NLP provides both a foundation to code qualitatively more quickly and a method to validate qualitative findings. NLP methods were able to identify major themes found with traditional qualitative analysis but were not useful in identifying nuances. Traditional qualitative text analysis added important details and context.
定性研究方法因其能够帮助研究者理解参与者用自己的语言表达的观点而在各学科中越来越多地被使用。然而,定性分析是一个费力且资源密集的过程。为了实现深度分析,研究者在分析文本数据时限于较小的样本量。解决这一问题的一种潜在方法是自然语言处理(NLP)。定性文本分析涉及研究者阅读数据、分配编码标签并迭代地得出研究结果;NLP有潜力使这一过程的部分环节自动化。不幸的是,很少有方法学研究对使用NLP技术的自动编码和定性编码进行比较,而这对于确定NLP作为一种有用、严谨的分析程序的可行性至关重要。
本研究的目的是比较传统定性文本分析、NLP分析以及结合定性和NLP方法的增强方法的效用。
我们进行了一项双臂交叉实验,以比较定性和NLP方法来分析通过两个文本(短信服务)调查问题生成的数据,一个关于处方药,另一个关于与警察的互动,这些问题发送给了14至24岁的青少年。在收到NLP结果之前,我们将一个问题随机分配给两个经验丰富的定性分析团队中的每一个,进行独立编码和分析。第三个团队分别对相同的两个问题进行NLP分析。我们检查了分析结果,以比较(1)得出的研究结果之间的相似性,(2)产生的推理质量,以及(3)分析所花费的时间。
关于药物问题(n = 58)的纯定性分析得出了4个主要发现,而NLP分析得出了3个遗漏了背景要素的发现。定性和NLP增强分析最为全面。
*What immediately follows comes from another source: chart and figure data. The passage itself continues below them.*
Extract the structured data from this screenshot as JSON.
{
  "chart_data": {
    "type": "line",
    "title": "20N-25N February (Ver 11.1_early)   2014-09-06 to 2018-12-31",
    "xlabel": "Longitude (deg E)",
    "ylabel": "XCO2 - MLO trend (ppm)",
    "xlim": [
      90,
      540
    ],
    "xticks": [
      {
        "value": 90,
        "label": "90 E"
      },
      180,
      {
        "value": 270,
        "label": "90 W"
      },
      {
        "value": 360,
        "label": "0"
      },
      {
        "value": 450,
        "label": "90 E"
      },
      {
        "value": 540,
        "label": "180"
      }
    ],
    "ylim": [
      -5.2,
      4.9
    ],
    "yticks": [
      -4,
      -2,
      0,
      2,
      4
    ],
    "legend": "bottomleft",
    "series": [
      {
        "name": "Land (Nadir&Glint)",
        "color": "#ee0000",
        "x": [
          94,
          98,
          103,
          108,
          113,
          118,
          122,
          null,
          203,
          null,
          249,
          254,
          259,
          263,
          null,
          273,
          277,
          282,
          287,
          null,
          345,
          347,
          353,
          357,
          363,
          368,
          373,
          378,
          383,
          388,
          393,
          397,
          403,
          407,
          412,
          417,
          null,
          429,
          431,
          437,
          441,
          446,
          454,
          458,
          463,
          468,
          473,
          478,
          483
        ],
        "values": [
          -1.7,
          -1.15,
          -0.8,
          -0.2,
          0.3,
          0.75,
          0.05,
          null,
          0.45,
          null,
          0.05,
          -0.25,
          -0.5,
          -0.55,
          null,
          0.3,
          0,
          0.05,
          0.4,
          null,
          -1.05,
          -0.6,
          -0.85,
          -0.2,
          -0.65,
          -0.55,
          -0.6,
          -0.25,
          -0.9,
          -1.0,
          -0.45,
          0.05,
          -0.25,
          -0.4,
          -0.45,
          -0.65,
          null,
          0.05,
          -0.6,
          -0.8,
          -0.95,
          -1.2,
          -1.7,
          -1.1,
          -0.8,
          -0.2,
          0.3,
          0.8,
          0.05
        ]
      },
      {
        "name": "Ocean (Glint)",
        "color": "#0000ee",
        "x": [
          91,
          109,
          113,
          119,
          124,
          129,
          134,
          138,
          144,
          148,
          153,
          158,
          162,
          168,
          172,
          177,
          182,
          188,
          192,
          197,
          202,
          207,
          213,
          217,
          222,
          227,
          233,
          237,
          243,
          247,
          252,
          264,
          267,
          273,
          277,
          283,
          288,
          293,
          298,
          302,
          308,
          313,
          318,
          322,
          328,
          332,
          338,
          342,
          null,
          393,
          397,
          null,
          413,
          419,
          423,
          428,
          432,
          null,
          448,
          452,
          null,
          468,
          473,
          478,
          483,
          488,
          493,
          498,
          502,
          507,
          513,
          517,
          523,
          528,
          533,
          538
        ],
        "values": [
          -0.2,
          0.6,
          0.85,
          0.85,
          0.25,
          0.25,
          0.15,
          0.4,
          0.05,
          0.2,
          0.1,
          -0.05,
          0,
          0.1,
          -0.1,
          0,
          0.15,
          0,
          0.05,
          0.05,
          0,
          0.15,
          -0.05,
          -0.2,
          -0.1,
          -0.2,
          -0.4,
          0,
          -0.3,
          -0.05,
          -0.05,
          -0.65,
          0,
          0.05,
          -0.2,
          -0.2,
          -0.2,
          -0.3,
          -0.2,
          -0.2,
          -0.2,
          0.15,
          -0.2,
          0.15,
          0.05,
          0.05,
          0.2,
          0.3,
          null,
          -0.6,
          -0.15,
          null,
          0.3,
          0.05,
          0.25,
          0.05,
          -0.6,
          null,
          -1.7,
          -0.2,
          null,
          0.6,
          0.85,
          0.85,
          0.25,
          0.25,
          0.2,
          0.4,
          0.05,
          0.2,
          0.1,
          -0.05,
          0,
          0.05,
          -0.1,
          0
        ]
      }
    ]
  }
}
对于警察问题(n = 68),纯定性分析得出了4个主要发现,纯NLP分析得出了4个略有不同的发现。同样,增强的定性和NLP分析最为全面,产生了最高质量的推理,增加了我们的理解深度(即细节和频率)。在时间方面,对于药物问题(120分钟对270分钟)和警察问题(40分钟对270分钟),纯NLP方法比纯定性方法更快。对于药物问题(450分钟对240分钟)和警察问题(390分钟对220分钟),从定性分析开始然后进行定性或NLP增强分析的方法比从NLP开始的方法花费的时间更长。
NLP既为更快地进行定性编码提供了基础,也为验证定性研究结果提供了一种方法。NLP方法能够识别传统定性分析中发现的主要主题,但在识别细微差别方面没有用处。传统定性文本分析增加了重要的细节和背景。